In the earliest months of the pandemic, scientists and public health officials looked to Wuhan, China to learn about systemic manifestations and epidemiology of transmission of the SARS-CoV-2 virus. Availability of molecular testing coupled with mandatory hospitalization and tracking of infected patients led to recognition of the highly contagious but varied manifestations of the infection.
Children presenting with a COVID-19-related upper respiratory infection occasionally had itchy, irritated eyes with conjunctivitis that lasted several days but usually resolved without sequelae. Similar to other viruses, the ocular manifestations could precede, be concurrent or follow respiratory and systemic manifestations of the disease (Ma N, et al. JAMA Ophthalmol. 2020;138:1079-1086, https://bit.ly/2Pquv5u). No specific features of the conjunctivitis are unique to the SARS-CoV-2 virus.
Droplet or airborne transmission of the disease through contact with the conjunctiva was recognized early in the pandemic. As a result, goggles were mandatory for all individuals caring for COVID-19 patients. Today, face shields and eye protection are required for all individuals caring for patients undergoing aerosolizing procedures.
Ocular transmission of the virus from an asymptomatic individual, especially a child, is a theoretic possibility.
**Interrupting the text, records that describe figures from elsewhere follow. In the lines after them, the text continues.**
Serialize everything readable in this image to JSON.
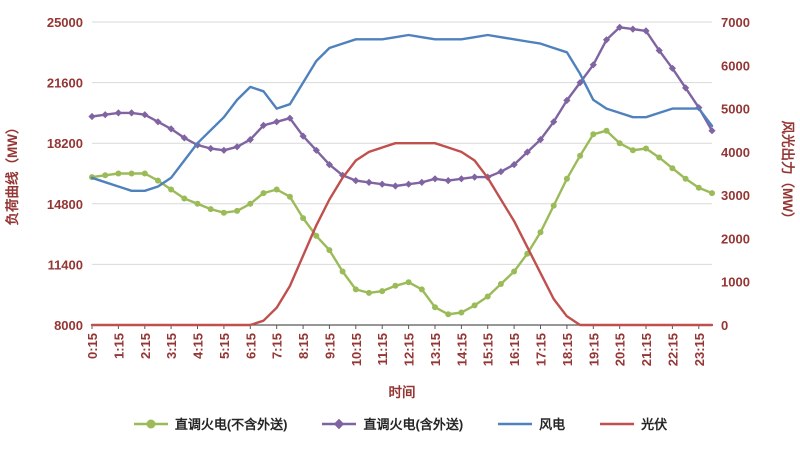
{
  "chart_data": {
    "type": "line",
    "title": "",
    "xlabel": "时间",
    "left_axis": {
      "label": "负荷曲线（MW）",
      "min": 8000,
      "max": 25000,
      "ticks": [
        8000,
        11400,
        14800,
        18200,
        21600,
        25000
      ]
    },
    "right_axis": {
      "label": "风光出力（MW）",
      "min": 0,
      "max": 7000,
      "ticks": [
        0,
        1000,
        2000,
        3000,
        4000,
        5000,
        6000,
        7000
      ]
    },
    "x_labels": [
      "0:15",
      "1:15",
      "2:15",
      "3:15",
      "4:15",
      "5:15",
      "6:15",
      "7:15",
      "8:15",
      "9:15",
      "10:15",
      "11:15",
      "12:15",
      "13:15",
      "14:15",
      "15:15",
      "16:15",
      "17:15",
      "18:15",
      "19:15",
      "20:15",
      "21:15",
      "22:15",
      "23:15"
    ],
    "x_resolution": "30min",
    "grid": true,
    "legend_position": "bottom",
    "style": {
      "text_color": "#943634",
      "grid_color": "#d9d9d9",
      "axis_line_color": "#595959",
      "background": "#ffffff"
    },
    "series": [
      {
        "name": "直调火电(不含外送)",
        "axis": "left",
        "color": "#9bbb59",
        "marker": "circle",
        "values": [
          16300,
          16400,
          16500,
          16500,
          16500,
          16100,
          15600,
          15100,
          14800,
          14500,
          14300,
          14400,
          14800,
          15400,
          15600,
          15200,
          14000,
          13000,
          12200,
          11000,
          10000,
          9800,
          9900,
          10200,
          10400,
          10000,
          9000,
          8600,
          8700,
          9100,
          9600,
          10300,
          11000,
          12000,
          13200,
          14700,
          16200,
          17500,
          18700,
          18900,
          18200,
          17800,
          17900,
          17400,
          16800,
          16200,
          15700,
          15400
        ]
      },
      {
        "name": "直调火电(含外送)",
        "axis": "left",
        "color": "#8064a2",
        "marker": "diamond",
        "values": [
          19700,
          19800,
          19900,
          19900,
          19800,
          19400,
          19000,
          18500,
          18100,
          17900,
          17800,
          18000,
          18400,
          19200,
          19400,
          19600,
          18600,
          17800,
          17000,
          16400,
          16100,
          16000,
          15900,
          15800,
          15900,
          16000,
          16200,
          16100,
          16200,
          16300,
          16300,
          16600,
          17000,
          17700,
          18400,
          19400,
          20600,
          21600,
          22600,
          24000,
          24700,
          24600,
          24500,
          23400,
          22400,
          21300,
          20200,
          18900
        ]
      },
      {
        "name": "风电",
        "axis": "right",
        "color": "#4f81bd",
        "marker": "none",
        "values": [
          3400,
          3300,
          3200,
          3100,
          3100,
          3200,
          3400,
          3800,
          4200,
          4500,
          4800,
          5200,
          5500,
          5400,
          5000,
          5100,
          5600,
          6100,
          6400,
          6500,
          6600,
          6600,
          6600,
          6650,
          6700,
          6650,
          6600,
          6600,
          6600,
          6650,
          6700,
          6650,
          6600,
          6550,
          6500,
          6400,
          6300,
          5800,
          5200,
          5000,
          4900,
          4800,
          4800,
          4900,
          5000,
          5000,
          5000,
          4600
        ]
      },
      {
        "name": "光伏",
        "axis": "right",
        "color": "#c0504d",
        "marker": "none",
        "values": [
          0,
          0,
          0,
          0,
          0,
          0,
          0,
          0,
          0,
          0,
          0,
          0,
          0,
          100,
          400,
          900,
          1600,
          2300,
          2900,
          3400,
          3800,
          4000,
          4100,
          4200,
          4200,
          4200,
          4200,
          4100,
          4000,
          3800,
          3400,
          2900,
          2400,
          1800,
          1200,
          600,
          200,
          0,
          0,
          0,
          0,
          0,
          0,
          0,
          0,
          0,
          0,
          0
        ]
      }
    ]
  }
}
However, no epidemiologic studies have been conducted to investigate this mode of transmission.
Wearing spectacles or goggles while caring for patients may minimize conjunctival exposure and decrease inadvertent transmission by touching the eyes with hands that may be carrying the virus.
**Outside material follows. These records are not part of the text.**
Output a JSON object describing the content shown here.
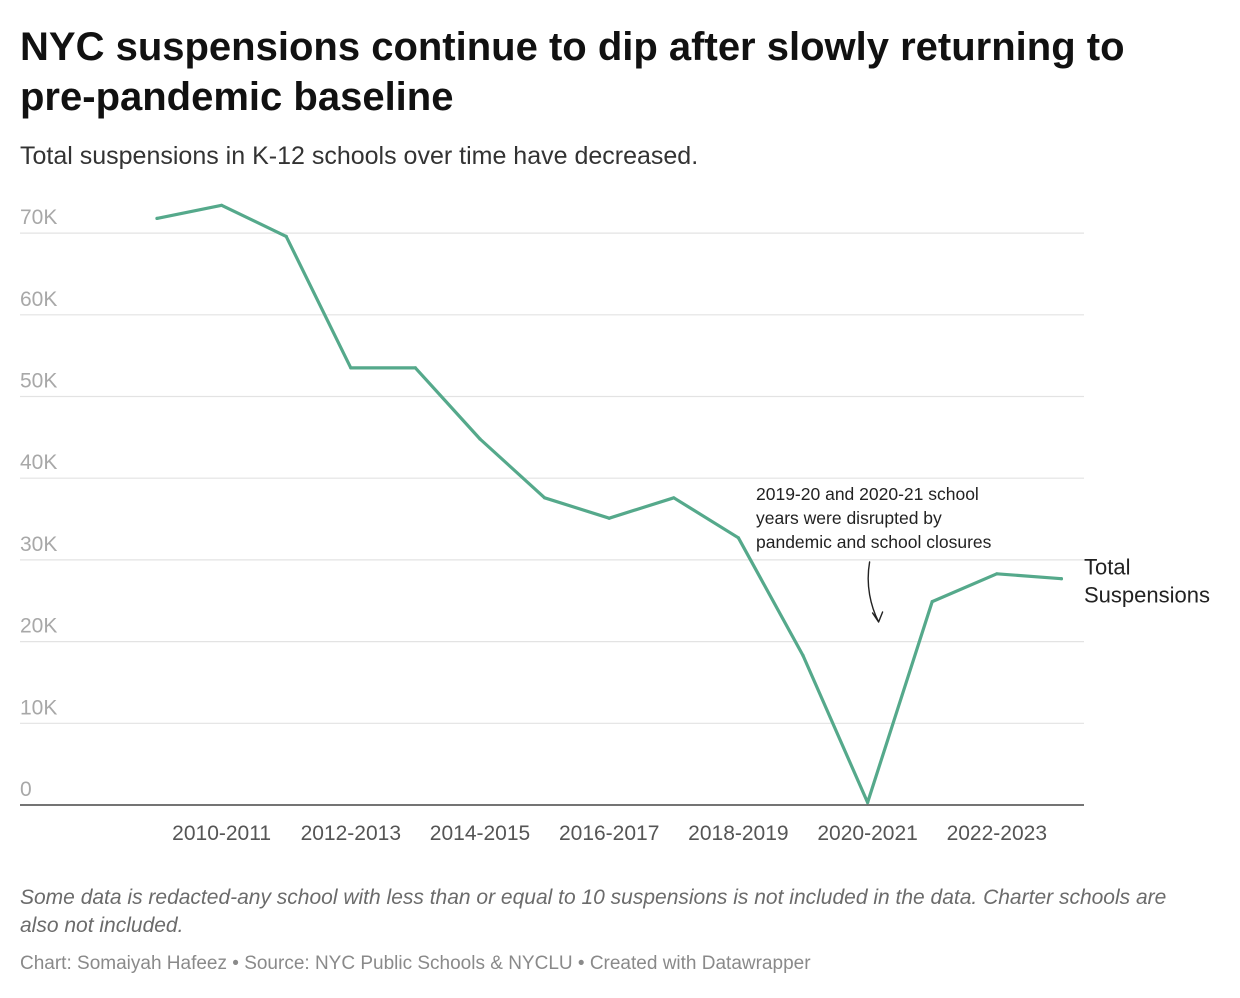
{
  "title": "NYC suspensions continue to dip after slowly returning to pre-pandemic baseline",
  "subtitle": "Total suspensions in K-12 schools over time have decreased.",
  "chart_data": {
    "type": "line",
    "x": [
      "2009-2010",
      "2010-2011",
      "2011-2012",
      "2012-2013",
      "2013-2014",
      "2014-2015",
      "2015-2016",
      "2016-2017",
      "2017-2018",
      "2018-2019",
      "2019-2020",
      "2020-2021",
      "2021-2022",
      "2022-2023",
      "2023-2024"
    ],
    "series": [
      {
        "name": "Total Suspensions",
        "color": "#55a98b",
        "values": [
          71800,
          73400,
          69600,
          53500,
          53500,
          44800,
          37600,
          35100,
          37600,
          32700,
          18300,
          300,
          24900,
          28300,
          27700
        ]
      }
    ],
    "x_tick_labels": [
      "2010-2011",
      "2012-2013",
      "2014-2015",
      "2016-2017",
      "2018-2019",
      "2020-2021",
      "2022-2023"
    ],
    "y_ticks": [
      0,
      10000,
      20000,
      30000,
      40000,
      50000,
      60000,
      70000
    ],
    "y_tick_labels": [
      "0",
      "10K",
      "20K",
      "30K",
      "40K",
      "50K",
      "60K",
      "70K"
    ],
    "ylim": [
      0,
      70000
    ],
    "grid": true,
    "legend": "direct label at line end",
    "annotation": {
      "lines": [
        "2019-20 and 2020-21 school",
        "years were disrupted by",
        "pandemic and school closures"
      ],
      "points_to": "2020-2021"
    },
    "xlabel": "",
    "ylabel": ""
  },
  "notes": "Some data is redacted-any school with less than or equal to 10 suspensions is not included in the data. Charter schools are also not included.",
  "credits": "Chart: Somaiyah Hafeez • Source: NYC Public Schools & NYCLU • Created with Datawrapper"
}
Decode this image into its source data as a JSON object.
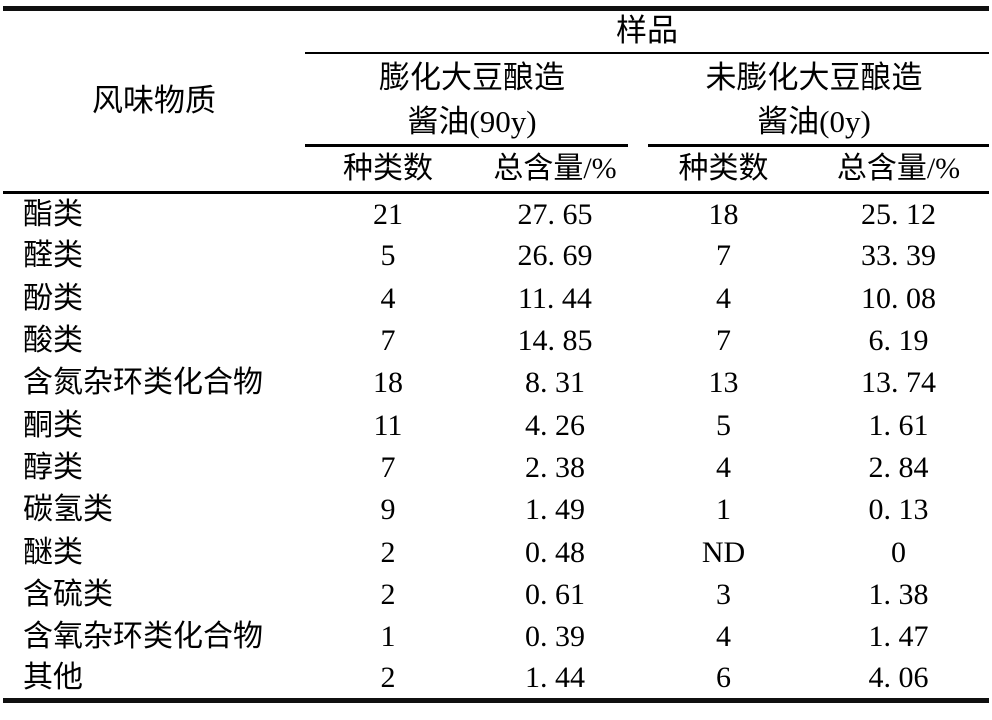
{
  "page": {
    "background": "#ffffff",
    "text_color": "#000000",
    "rule_color": "#101010"
  },
  "table": {
    "corner_header": "风味物质",
    "sample_header": "样品",
    "groups": [
      {
        "line1": "膨化大豆酿造",
        "line2": "酱油(90y)"
      },
      {
        "line1": "未膨化大豆酿造",
        "line2": "酱油(0y)"
      }
    ],
    "subheaders": [
      "种类数",
      "总含量/%",
      "种类数",
      "总含量/%"
    ],
    "rows": [
      {
        "label": "酯类",
        "values": [
          "21",
          "27. 65",
          "18",
          "25. 12"
        ]
      },
      {
        "label": "醛类",
        "values": [
          "5",
          "26. 69",
          "7",
          "33. 39"
        ]
      },
      {
        "label": "酚类",
        "values": [
          "4",
          "11. 44",
          "4",
          "10. 08"
        ]
      },
      {
        "label": "酸类",
        "values": [
          "7",
          "14. 85",
          "7",
          "6. 19"
        ]
      },
      {
        "label": "含氮杂环类化合物",
        "values": [
          "18",
          "8. 31",
          "13",
          "13. 74"
        ]
      },
      {
        "label": "酮类",
        "values": [
          "11",
          "4. 26",
          "5",
          "1. 61"
        ]
      },
      {
        "label": "醇类",
        "values": [
          "7",
          "2. 38",
          "4",
          "2. 84"
        ]
      },
      {
        "label": "碳氢类",
        "values": [
          "9",
          "1. 49",
          "1",
          "0. 13"
        ]
      },
      {
        "label": "醚类",
        "values": [
          "2",
          "0. 48",
          "ND",
          "0"
        ]
      },
      {
        "label": "含硫类",
        "values": [
          "2",
          "0. 61",
          "3",
          "1. 38"
        ]
      },
      {
        "label": "含氧杂环类化合物",
        "values": [
          "1",
          "0. 39",
          "4",
          "1. 47"
        ]
      },
      {
        "label": "其他",
        "values": [
          "2",
          "1. 44",
          "6",
          "4. 06"
        ]
      }
    ]
  }
}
School closures and cessation of social activities have had the greatest impact on the visual health of children. Home-based school and the associated increase in time spent indoors have led to a marked growth in screen time. Focusing on near targets, as children do when using a screen, requires accommodation. Prolonged accommodation can lead to blurred vision, headaches, eyestrain and fatigue. It also has been shown that individuals blink less during near work, which can lead to dry eyes, exacerbating the symptoms described above.
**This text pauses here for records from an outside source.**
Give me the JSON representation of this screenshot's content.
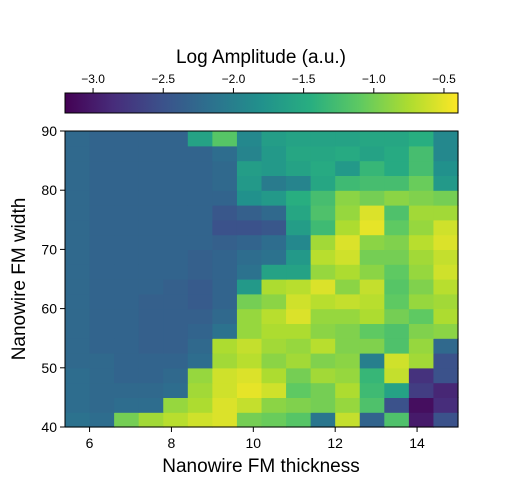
{
  "chart_data": {
    "type": "heatmap",
    "title": "",
    "xlabel": "Nanowire FM thickness",
    "ylabel": "Nanowire FM width",
    "xlim": [
      5.4,
      15.0
    ],
    "ylim": [
      40,
      90
    ],
    "x_ticks": [
      "6",
      "8",
      "10",
      "12",
      "14"
    ],
    "y_ticks": [
      "40",
      "50",
      "60",
      "70",
      "80",
      "90"
    ],
    "colorbar": {
      "label": "Log Amplitude (a.u.)",
      "range": [
        -3.2,
        -0.4
      ],
      "ticks": [
        "−3.0",
        "−2.5",
        "−2.0",
        "−1.5",
        "−1.0",
        "−0.5"
      ],
      "colormap": "viridis",
      "position": "top"
    },
    "x_centers": [
      5.7,
      6.3,
      6.9,
      7.5,
      8.1,
      8.7,
      9.3,
      9.9,
      10.5,
      11.1,
      11.7,
      12.3,
      12.9,
      13.5,
      14.1,
      14.7
    ],
    "y_centers": [
      41.25,
      43.75,
      46.25,
      48.75,
      51.25,
      53.75,
      56.25,
      58.75,
      61.25,
      63.75,
      66.25,
      68.75,
      71.25,
      73.75,
      76.25,
      78.75,
      81.25,
      83.75,
      86.25,
      88.75
    ],
    "values": [
      [
        -2.15,
        -2.2,
        -1.0,
        -0.8,
        -0.7,
        -0.6,
        -0.55,
        -1.0,
        -1.05,
        -1.15,
        -2.1,
        -0.65,
        -2.3,
        -1.2,
        -3.0,
        -2.5
      ],
      [
        -2.2,
        -2.25,
        -2.2,
        -2.2,
        -0.85,
        -0.75,
        -0.55,
        -0.65,
        -0.9,
        -0.95,
        -1.0,
        -0.85,
        -1.2,
        -2.5,
        -3.1,
        -2.85
      ],
      [
        -2.2,
        -2.25,
        -2.25,
        -2.25,
        -2.2,
        -0.8,
        -0.6,
        -0.5,
        -0.6,
        -1.1,
        -1.0,
        -0.75,
        -1.3,
        -1.6,
        -2.7,
        -2.9
      ],
      [
        -2.2,
        -2.25,
        -2.3,
        -2.3,
        -2.25,
        -0.85,
        -0.6,
        -0.55,
        -0.75,
        -1.0,
        -0.8,
        -0.85,
        -1.35,
        -0.65,
        -2.8,
        -2.5
      ],
      [
        -2.25,
        -2.25,
        -2.3,
        -2.3,
        -2.3,
        -2.2,
        -0.8,
        -0.7,
        -0.9,
        -0.8,
        -0.95,
        -0.9,
        -2.0,
        -0.6,
        -0.8,
        -2.5
      ],
      [
        -2.25,
        -2.3,
        -2.3,
        -2.35,
        -2.35,
        -2.25,
        -0.75,
        -0.65,
        -0.8,
        -0.85,
        -0.7,
        -0.95,
        -0.95,
        -1.2,
        -0.85,
        -2.25
      ],
      [
        -2.25,
        -2.3,
        -2.3,
        -2.35,
        -2.35,
        -2.3,
        -2.15,
        -0.85,
        -0.75,
        -0.75,
        -0.9,
        -0.95,
        -1.1,
        -1.2,
        -0.95,
        -0.9
      ],
      [
        -2.25,
        -2.3,
        -2.3,
        -2.35,
        -2.35,
        -2.35,
        -2.25,
        -0.85,
        -0.7,
        -0.55,
        -0.85,
        -0.85,
        -0.75,
        -1.0,
        -1.1,
        -0.75
      ],
      [
        -2.25,
        -2.3,
        -2.3,
        -2.35,
        -2.35,
        -2.4,
        -2.3,
        -1.0,
        -0.9,
        -0.6,
        -0.7,
        -0.65,
        -0.7,
        -1.1,
        -0.85,
        -0.8
      ],
      [
        -2.25,
        -2.3,
        -2.3,
        -2.3,
        -2.35,
        -2.4,
        -2.3,
        -1.7,
        -0.75,
        -0.7,
        -0.55,
        -0.9,
        -0.65,
        -1.15,
        -0.95,
        -0.7
      ],
      [
        -2.25,
        -2.3,
        -2.3,
        -2.3,
        -2.3,
        -2.35,
        -2.3,
        -2.15,
        -1.6,
        -1.6,
        -0.85,
        -0.75,
        -0.9,
        -1.1,
        -0.85,
        -0.6
      ],
      [
        -2.25,
        -2.3,
        -2.3,
        -2.3,
        -2.3,
        -2.35,
        -2.3,
        -2.2,
        -2.15,
        -1.7,
        -0.7,
        -0.6,
        -1.0,
        -1.0,
        -0.8,
        -0.65
      ],
      [
        -2.25,
        -2.3,
        -2.3,
        -2.3,
        -2.3,
        -2.3,
        -2.35,
        -2.3,
        -2.2,
        -1.9,
        -0.8,
        -0.55,
        -0.9,
        -0.95,
        -0.7,
        -0.55
      ],
      [
        -2.25,
        -2.3,
        -2.3,
        -2.3,
        -2.3,
        -2.3,
        -2.5,
        -2.5,
        -2.45,
        -1.65,
        -1.3,
        -0.75,
        -0.5,
        -1.1,
        -0.85,
        -0.6
      ],
      [
        -2.25,
        -2.3,
        -2.3,
        -2.3,
        -2.3,
        -2.3,
        -2.45,
        -2.35,
        -2.25,
        -1.55,
        -1.2,
        -0.85,
        -0.55,
        -1.2,
        -0.8,
        -0.8
      ],
      [
        -2.25,
        -2.3,
        -2.3,
        -2.3,
        -2.3,
        -2.3,
        -2.3,
        -1.8,
        -1.7,
        -1.45,
        -1.25,
        -0.9,
        -1.0,
        -0.9,
        -0.95,
        -1.0
      ],
      [
        -2.25,
        -2.3,
        -2.3,
        -2.3,
        -2.3,
        -2.3,
        -2.25,
        -1.7,
        -2.05,
        -1.95,
        -1.55,
        -1.3,
        -1.25,
        -1.25,
        -1.05,
        -1.7
      ],
      [
        -2.25,
        -2.3,
        -2.3,
        -2.3,
        -2.3,
        -2.3,
        -2.25,
        -1.65,
        -1.7,
        -1.6,
        -1.5,
        -1.7,
        -1.35,
        -1.5,
        -1.25,
        -1.8
      ],
      [
        -2.25,
        -2.3,
        -2.3,
        -2.3,
        -2.3,
        -2.3,
        -2.2,
        -1.95,
        -1.7,
        -1.55,
        -1.55,
        -1.5,
        -1.6,
        -1.5,
        -1.25,
        -1.9
      ],
      [
        -2.25,
        -2.3,
        -2.3,
        -2.3,
        -2.3,
        -1.6,
        -1.15,
        -1.9,
        -1.65,
        -1.6,
        -1.6,
        -1.6,
        -1.55,
        -1.55,
        -1.45,
        -1.9
      ]
    ]
  }
}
Prolonged exposure to “blue light” emitted from computer screens has been proposed as a cause of eyestrain, and the internet and television are filled with advertisements for “blue blocker” glasses to prevent eyestrain. A well-designed study, however, demonstrated that these glasses do not alleviate symptoms of eyestrain (Singh S, et al. Am J Ophthalmol. Feb. 12, 2021, https://doi.org/10.1016/j.ajo.2021.02.010).
The most significant ocular consequence of COVID-19 affecting children will be the increased incidence of myopia resulting from increased screen time and decreased exposure to sunlight due to less time spent outdoors.
In a well-designed study involving over 123,000 school-age children, researchers in China found that the prevalence of myopia increased 1.2 to 3.2 times following six months of enforced home schooling and restriction of outdoor activities. Children ages 6-8 years were most affected by the restrictions (Wang J, et al. JAMA Ophthalmol. 2021:139:293-300, https://bit.ly/3lKXP2I).
The long-term effect of increased screen time and restriction of outdoor physical activity will have physical, mental and emotional consequences for children. Parents and physicians should advocate for periodic breaks from the screen throughout the day and limited extracurricular screen time for the reasons noted above and those known long before the COVID-19 pandemic.